Github库地址:pytorch-ssd/train_ssd.py
创建网络
create_net = lambda num: create_mobilenetv2_ssd_lite(num, width_mult = args.mb2_width_mult) #这个写法有点意思哈。相当于create_net是一个能接受参数的函数!基于create_mobilenetv2_ssd_lite的函数,这个写法第一次见还纠结了一下,看完觉得很棒
config = mobilenetv1_ssd_config
net = create_net(num_classes)
设定transform
train_transform = TrainAugmentation(config.image_size, config.image_mean, config.image_std) #测试图像做的变换
target_transform = MatchPrior(config.priors, config.center_variance,
config.size_variance, 0.5) #对anchor做的变换(分配到具体网格中)
test_transform = TestTransform(config.image_size, config.image_mean, config.image_std) #对测试图像做的变换
获得数据集
dataset = VOCDataset(dataset_path, transform=train_transform,
target_transform=target_transform)
datasets.append(dataset)
train_dataset = ConcatDataset(datasets) # 因为可能有多个数据集,作者写了一个拼接
train_loader = DataLoader(train_dataset, args.batch_size,
num_workers=args.num_workers,
shuffle=True)
设置freeze
作者的逻辑很棒。它将mobilenet+SSD各个部分拆开来,使得后续的处理也方便了很多。比如这里想要freeze,直接设置net.base_net即可
freeze_net_layers(net.base_net)
def freeze_net_layers(net):
for param in net.parameters():
param.requires_grad = False
网络初始化
if args.resume:
net.load(args.resume)
elif args.base_net:
net.init_from_base_net(args.base_net)
elif args.pretrained_ssd:
net.init_from_pretrained_ssd(args.pretrained_ssd)
可选择是继续上一次的模型,还是仅训练base_net还是加载预训练好的模型
损失和优化函数
criterion = MultiboxLoss(config.priors, iou_threshold=0.5, neg_pos_ratio=3,
center_variance=0.1, size_variance=0.2, device=DEVICE)
optimizer = torch.optim.SGD(params, lr=args.lr, momentum=args.momentum,
weight_decay=args.weight_decay)
MultiboxLoss是写好的多用检测的损失函数。

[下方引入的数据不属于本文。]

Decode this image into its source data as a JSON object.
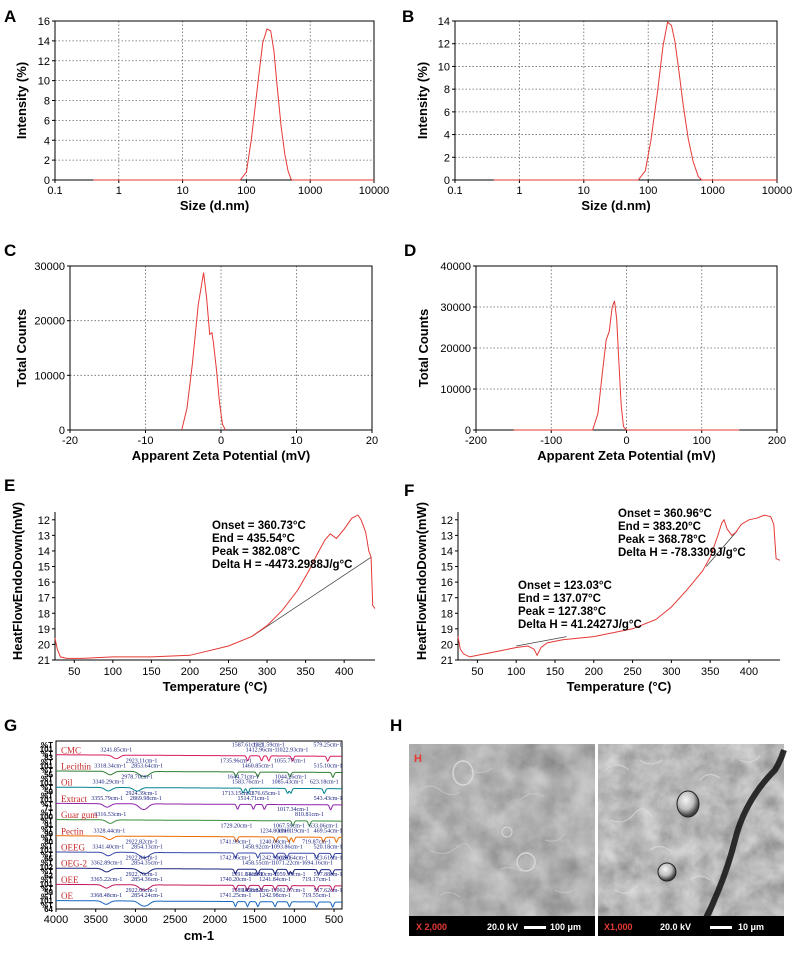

它包括使用cross entroy计算出的分类loss和用smooth L1计算出来的location loss
-
优化函数:这是一个使用momentum的min_batch gradient descent。也就是请注意,虽然它名义上说是SGD,但其实就是个MBGD
这个优化函数还有一个细节,即如何调整学习率
不需要调整学习率的通用流程如下:
criterion = nn.MSELoss() optimizer = optim.SGD(model.parameters(), lr=1e-4) for epoch in range(1000): for step, (inputs, targets) in enumerate(loader): # 前向传播 out = model(inputs) loss = criterion(out, target) # 反向传播 optimizer.zero_grad() loss.backward() # 调整参数 optimizer.step()
如果想要调整学习率,通过会定义一种学习率调整的策略scheduler,其通用流程如下:
scheduler = XXXLR(optimizer,...) #设定一种学习率调整的策略
for epoch in range(100):
scheduler.step()
train(...) # optimizer.zero_grad() optimizer.step()仍然需要
validate(...)
这块的代码具体如下。
if args.scheduler == 'multi-step':
milestones = [int(v.strip()) for v in args.milestones.split(",")]
scheduler = MultiStepLR(optimizer, milestones=milestones,gamma=0.1, last_epoch=last_epoch)
elif args.scheduler == 'cosine':
scheduler = CosineAnnealingLR(optimizer, args.t_max, last_epoch=last_epoch)
对学习率改变的策略做一个总结, 参考。
-
torch.optim.lr_scheduler.LambdaLR(optimizer, lr_lambda, last_epoch=-1)
将每个参数组的学习率设置为给定函数的初始值,当last_epoch=-1时,设置初始的lr作为lr;
optimizer:封装好的优化器
lr_lambda(function or list):一个计算每个epoch的学习率的函数或者一个list;
last_epoch:最后一个epoch的索引
-
torch.optim.lr_scheduler.StepLR(optimizer, step_size, gamma=0.1, last_epoch=-1)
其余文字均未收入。